Percebemos que, em Doidinho, primeiro nasce certa revolta contra si mesmo, depois contra o opressor: “um ódio de morte me dominou contra o velho” (REGO, 1969, p. 159). Neste momento não é a sua esfera racional que fala; esta fora destruída (afinal era uma besta, incapaz), restando-lhe os instintos animalescos. Não podia continuar naquela situação injusta; afinal, por que apanhava? Já não sabia mais. Enviou uma carta a seu Tio Juca pedindo ajuda, mas ele não veio, talvez por ter exagerado um pouco, distorcendo a verdade e destruindo a verossimilhança dos fatos.

47 O cinema mostrava aos alunos outras culturas, paisagens, diferentes belezas e modos de comportamento –

aspectos que eram utilizados como argumentos nas conversas cotidianas. O cinema ainda era uma distração e uma brincadeira, nesta imitava-se os atores e investigava-se as falhas de verossimilhança.

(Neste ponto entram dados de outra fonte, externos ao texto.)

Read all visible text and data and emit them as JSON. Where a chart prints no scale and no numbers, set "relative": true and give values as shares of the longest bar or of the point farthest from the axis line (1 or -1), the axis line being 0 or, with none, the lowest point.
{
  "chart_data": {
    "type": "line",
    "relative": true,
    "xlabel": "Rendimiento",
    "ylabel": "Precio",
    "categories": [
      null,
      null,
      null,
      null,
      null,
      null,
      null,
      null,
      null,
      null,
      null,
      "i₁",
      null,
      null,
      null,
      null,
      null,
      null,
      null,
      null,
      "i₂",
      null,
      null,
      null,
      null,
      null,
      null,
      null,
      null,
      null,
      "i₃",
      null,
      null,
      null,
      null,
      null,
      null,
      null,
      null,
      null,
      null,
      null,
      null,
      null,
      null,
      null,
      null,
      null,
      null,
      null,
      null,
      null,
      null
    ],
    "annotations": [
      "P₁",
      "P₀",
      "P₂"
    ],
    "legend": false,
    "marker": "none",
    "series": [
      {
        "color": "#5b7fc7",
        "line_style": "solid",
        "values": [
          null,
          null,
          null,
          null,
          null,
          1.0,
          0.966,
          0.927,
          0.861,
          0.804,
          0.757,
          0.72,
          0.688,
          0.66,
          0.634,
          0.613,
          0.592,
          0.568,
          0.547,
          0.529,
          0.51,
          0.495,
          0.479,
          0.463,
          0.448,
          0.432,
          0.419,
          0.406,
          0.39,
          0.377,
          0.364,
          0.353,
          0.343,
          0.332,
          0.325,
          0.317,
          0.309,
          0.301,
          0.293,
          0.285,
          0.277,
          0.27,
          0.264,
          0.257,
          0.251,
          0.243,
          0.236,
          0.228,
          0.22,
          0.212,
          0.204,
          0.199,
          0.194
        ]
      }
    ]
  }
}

Carlos apanhou novamente por não melhorar no último ensaio. Sua revolta cresceu: “velho ruim, o diretor. [...] Tomara que aquele diabo morresse” (REGO, 1969, p. 160). E planejou mentalmente sua vingança cruel enquanto aguardava o sono: envenenaria o mestre! Acordou com vergonha de seus pensamentos irados; analisou-os racionalmente. Podemos descrever sucintamente o ato moral, de acordo com a teoria de Sánchez Vázquez (2006) da seguinte forma: motivo (querer se sentir melhor), fim visado (acabar com o motivo de seu sofrimento), meio (matar o professor), conseqüência (pessoas inocentes, inimigas de Maciel, sendo acusadas), resultado (remorso pelo crime, dor por não poder se abrir e confessar).

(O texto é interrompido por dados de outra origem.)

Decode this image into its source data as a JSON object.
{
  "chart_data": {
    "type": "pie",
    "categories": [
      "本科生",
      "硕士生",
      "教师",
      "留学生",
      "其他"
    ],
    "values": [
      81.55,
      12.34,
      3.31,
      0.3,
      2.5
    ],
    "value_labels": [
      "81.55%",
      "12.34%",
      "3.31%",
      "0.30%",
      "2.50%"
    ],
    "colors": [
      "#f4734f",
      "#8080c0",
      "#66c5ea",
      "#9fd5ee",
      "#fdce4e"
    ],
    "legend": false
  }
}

Devido à natureza imoral do ato, Carlos o abole, pois seu caráter moral não permite e até se envergonha de ter imaginado tal ação – mesmo num momento irracional. Ele vê quão absurda e desumana é a violência contra o outro, mesmo que este seja seu algoz. O surgimento da autonomia moral de Carlos é mostrada pelo olhar que lhe envergonha. Este não é de outro, mas de si mesmo, pois o juízo de valor do que é o mal – a violência – está legitimado no seu íntimo. A legitimação de princípios e normas morais não pressupõe que não sentirá mais vergonha do olhar alheio, mas que isto acontecerá quando forem testemunhados atos considerados intimamente irrelevantes ou negativos (LA TAILLE, 1996, p. 13). Esta foi a última experiência narrada por Carlos e, antes dessa manifestação da autonomia moral, ele teve um árduo percurso, marcado, sobretudo, pela tirania do professor Maciel.